O desafio da regulação e a soberania digital
Ao abordar a governança global, o presidente comparou o advento da inteligência artificial a outros marcos da história humana, como a aviação, a energia nuclear e a engenharia genética. O líder brasileiro ressaltou a natureza dual dessas tecnologias: embora possuam um potencial vasto para elevar o bem-estar social, também carregam riscos significativos que não podem ser negligenciados pelas autoridades internacionais.
Segundo o mandatário, enquanto a revolução digital impulsiona a produtividade industrial, a medicina e a segurança alimentar, ela também abre margem para práticas nefastas. Entre as preocupações citadas estão o uso de armas autônomas, a disseminação de discursos de ódio e a propagação de desinformação. Lula alertou especificamente sobre como conteúdos manipulados por IA podem distorcer processos eleitorais, representando uma ameaça direta às instituições democráticas.

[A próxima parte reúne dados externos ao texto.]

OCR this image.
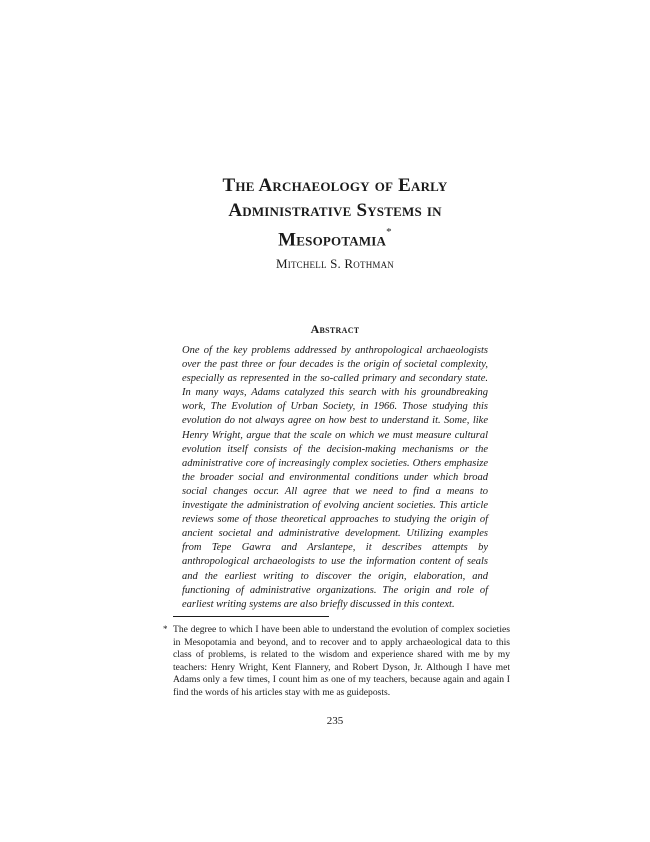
The Archaeology of Early
Administrative Systems in
Mesopotamia*
Mitchell S. Rothman
Abstract
One of the key problems addressed by anthropological archaeologists over the past three or four decades is the origin of societal complexity, especially as represented in the so-called primary and secondary state. In many ways, Adams catalyzed this search with his groundbreaking work, The Evolution of Urban Society, in 1966. Those studying this evolution do not always agree on how best to understand it. Some, like Henry Wright, argue that the scale on which we must measure cultural evolution itself consists of the decision-making mechanisms or the administrative core of increasingly complex societies. Others emphasize the broader social and environmental conditions under which broad social changes occur. All agree that we need to find a means to investigate the administration of evolving ancient societies. This article reviews some of those theoretical approaches to studying the origin of ancient societal and administrative development. Utilizing examples from Tepe Gawra and Arslantepe, it describes attempts by anthropological archaeologists to use the information content of seals and the earliest writing to discover the origin, elaboration, and functioning of administrative organizations. The origin and role of earliest writing systems are also briefly discussed in this context.
* The degree to which I have been able to understand the evolution of complex societies in Mesopotamia and beyond, and to recover and to apply archaeological data to this class of problems, is related to the wisdom and experience shared with me by my teachers: Henry Wright, Kent Flannery, and Robert Dyson, Jr. Although I have met Adams only a few times, I count him as one of my teachers, because again and again I find the words of his articles stay with me as guideposts.
235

Cooperação internacional e o papel do multilateralismo
A defesa de uma estrutura de governança global surge em um momento que Lula classifica como de enfraquecimento do multilateralismo. O presidente sustenta que o ritmo acelerado do desenvolvimento tecnológico exige uma resposta coordenada entre as nações, garantindo que o progresso não resulte na precarização do trabalho ou no aumento da violência digital contra grupos vulneráveis, incluindo mulheres e crianças.
A agenda na Índia não se limitou ao painel sobre tecnologia. Após o evento, o presidente brasileiro seguiu para uma reunião bilateral com o primeiro-ministro Narendra Modi. O encontro visou estreitar os laços econômicos e tecnológicos entre os dois países, que buscam ampliar sua influência em fóruns internacionais. Esta é a quinta vez que Lula visita a Índia, reforçando a importância estratégica do país asiático na política externa brasileira.
Diálogo bilateral e reformas institucionais
Além da pauta tecnológica, a conversa entre os líderes abordou a necessidade de reformas estruturais em organismos internacionais. Lula reiterou o compromisso do Brasil com a reformulação das Nações Unidas e de seu Conselho de Segurança, argumentando que a governança mundial atual não reflete mais a realidade geopolítica do século 21.
Os chefes de Estado também trocaram impressões sobre temas sensíveis da conjuntura internacional, como o compromisso com a paz na região de Gaza, o respeito à soberania das nações e a manutenção do comércio internacional justo. Para o governo brasileiro, a discussão sobre a inteligência artificial é indissociável da estabilidade política e do desenvolvimento sustentável global.